Division of Oncology, Department of Medicine, University of Washington, 825 Eastlake Ave E, G4830, Seattle, WA, 98109-1023, USA.
Clinical Research Division, Fred Hutchinson Cancer Research Center, 1100 Fairview Ave N, D5-100, Seattle, WA, 98109-1024, USA.
Curr Treat Options Oncol. 2021 Jan 12;22(2):13. doi: 10.1007/s11864-020-00808-x.
Due to its immunosuppressive tumor microenvironment, prostate cancer has historically been difficult to treat with immuno-oncology approaches. Other than pembrolizumab, which is now regulatory-approved for all microsatellite instability (MSI)-high and tumor mutational burden (TMB)-high advanced solid tumors, sipuleucel-T is the only immunotherapeutic agent approved by the US Food and Drug Administration (FDA) for prostate cancer. However, sipuleucel-T efficacy is optimal for select patients with indolent metastatic castration-resistant prostate cancer. Although manipulation of immune regulation by blocking immune checkpoints has led to substantial benefit in many cancers, experience with single-agent CTLA-4 and PD-1 or PD-L1 antibodies has shown limited effect for the majority of patients with prostate cancer, especially when administered as monotherapy. Combination therapies are now being attempted, in addition to enrichment strategies employing patient clinicopathologic and biologic characteristics that may heighten responses to immuno-oncology treatment, such as PD-L1 expression, TMB, MSI status, and alterations in CDK12. More work is needed to overcome the immune-exclusive barriers in prostate cancer, such as relatively low TMB, increased activity of myeloid-derived suppressor cells (MDSCs) and regulatory T cells, and defects in major histocompatibility complex (MHC) class I expression and interferon (IFN)-1 signaling. A promising approach and the likely next step in immuno-oncology for prostate cancer involves forced direction to markers expressed by prostate cancer tumor cells, such as prostate-specific membrane antigen (PSMA), that bypass the typical requirements for MHC class I interaction. The future will incorporate bispecific antibodies and chimeric antigen receptor (CAR)-T cells, potentially targeted towards phenotypic markers identified by next-generation PET imaging as part of the next wave of "precision medicine" in prostate cancer. Ultimately, we believe that the immune-exclusive prostate cancer tumor microenvironment can be overcome, and that patient outcomes can be enhanced through these more refined immuno-oncology approaches.

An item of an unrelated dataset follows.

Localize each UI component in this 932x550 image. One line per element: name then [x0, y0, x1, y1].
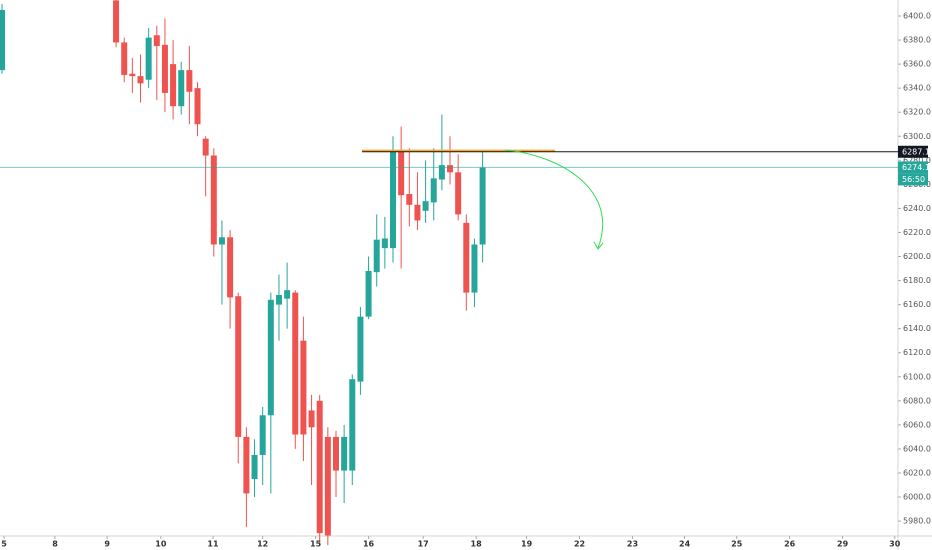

由于前列腺癌的免疫抑制肿瘤微环境,其一直难以通过免疫肿瘤学方法进行治疗。除了现已被监管机构批准用于所有微卫星不稳定(MSI)高和肿瘤突变负担(TMB)高的晚期实体瘤的 pembrolizumab 外,sipuleucel-T 是唯一被美国食品和药物管理局(FDA)批准用于前列腺癌的免疫治疗药物。然而,sipuleucel-T 的疗效对于选择的惰性转移性去势抵抗性前列腺癌患者最佳。尽管通过阻断免疫检查点来操纵免疫调节在许多癌症中带来了实质性的益处,但单药 CTLA-4 和 PD-1 或 PD-L1 抗体的经验表明,对于大多数前列腺癌患者,特别是当作为单药治疗时,效果有限。除了采用可能增强对免疫肿瘤治疗反应的患者临床病理和生物学特征的富集策略外,目前正在尝试联合治疗,例如 PD-L1 表达、TMB、MSI 状态和 CDK12 改变。需要做更多的工作来克服前列腺癌中的免疫排他性障碍,例如相对较低的 TMB、髓源性抑制细胞(MDSC)和调节性 T 细胞活性增加,以及主要组织相容性复合体(MHC)I 类表达和干扰素(IFN)-1 信号的缺陷。一种有前途的方法,也是前列腺癌免疫肿瘤学的下一步,涉及到迫使针对前列腺癌细胞表达的标志物,如前列腺特异性膜抗原(PSMA),从而绕过 MHC I 类相互作用的典型要求。未来将包括双特异性抗体和嵌合抗原受体(CAR)-T 细胞,可能针对下一代 PET 成像识别的表型标志物作为前列腺癌“精准医学”的下一波的一部分。最终,我们相信可以克服免疫排他性前列腺癌肿瘤微环境,并且可以通过这些更精细的免疫肿瘤学方法来增强患者的治疗效果。